This is it, I tell myself, this is the last time I run interference for Carl Fayette. But I know that's not true. The first time I met Carl's girlfriend, Jessica had hugged me without warning, began talking about how she'd been partnered with Patrick during pepper-spray training at the academy. It was so nice to go through that with a guy who didn't need to act all tough, she said, and Jessica's still the only female officer who's genuinely happy when I make one of my rare appearances at the bar, the only one who, cop or no cop, acknowledges that we are two women with a man in common, and that we can be friends. The rest of them barely speak to me, and I can tell they're all disappointed Patrick and I haven't split up yet. Squealing on Carl means squealing on Jessica, and I won't do it. “God, Penny, what is this?” I fold my arms, make my teeth chatter. “Give me a break.”
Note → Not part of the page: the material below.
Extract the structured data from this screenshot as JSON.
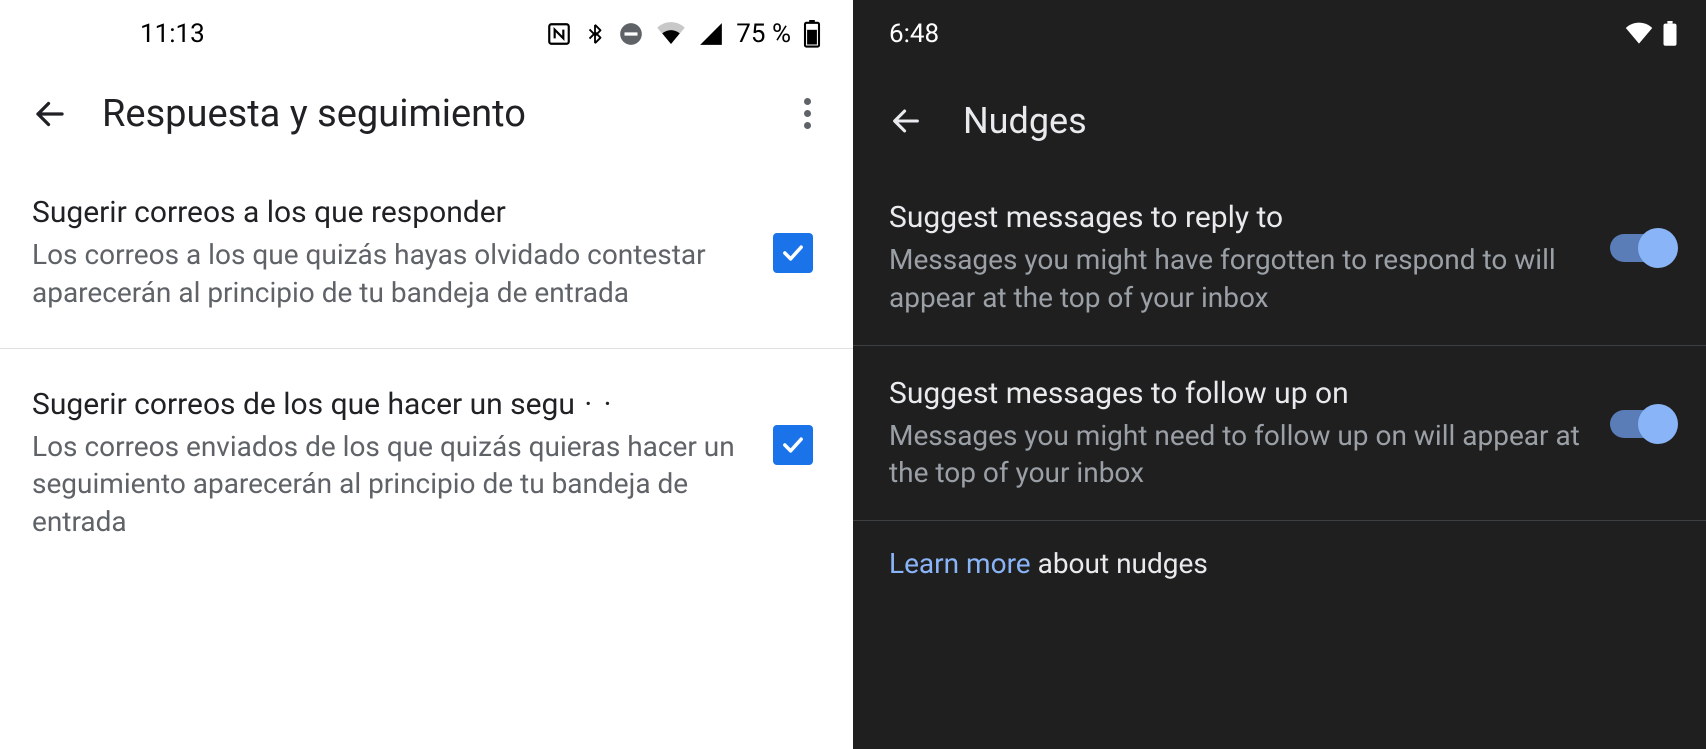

Penny stares at me for a moment, then begins walking back to her truck. This isn't for show, she's really going to leave humiliated, having gotten nothing in return for her accusation, and she'll never be able to call me again, neither as a friend nor a fellow sufferer. “Penny wait.” I follow her down the steps and into the snow, the red and green Christmas lights reflecting in the silver trim of my gym sneakers.

She turns around with a look of weary suspicion. “What do you want, Megan?” she asks, and I can feel my gut unwinding as I realize what I'm about to do. It will only be a furthering of the lie, for one thing, but I don't see any other way to respond and still call myself a human being.

“I swear to God I don't know anything,” I say. “Please come in.”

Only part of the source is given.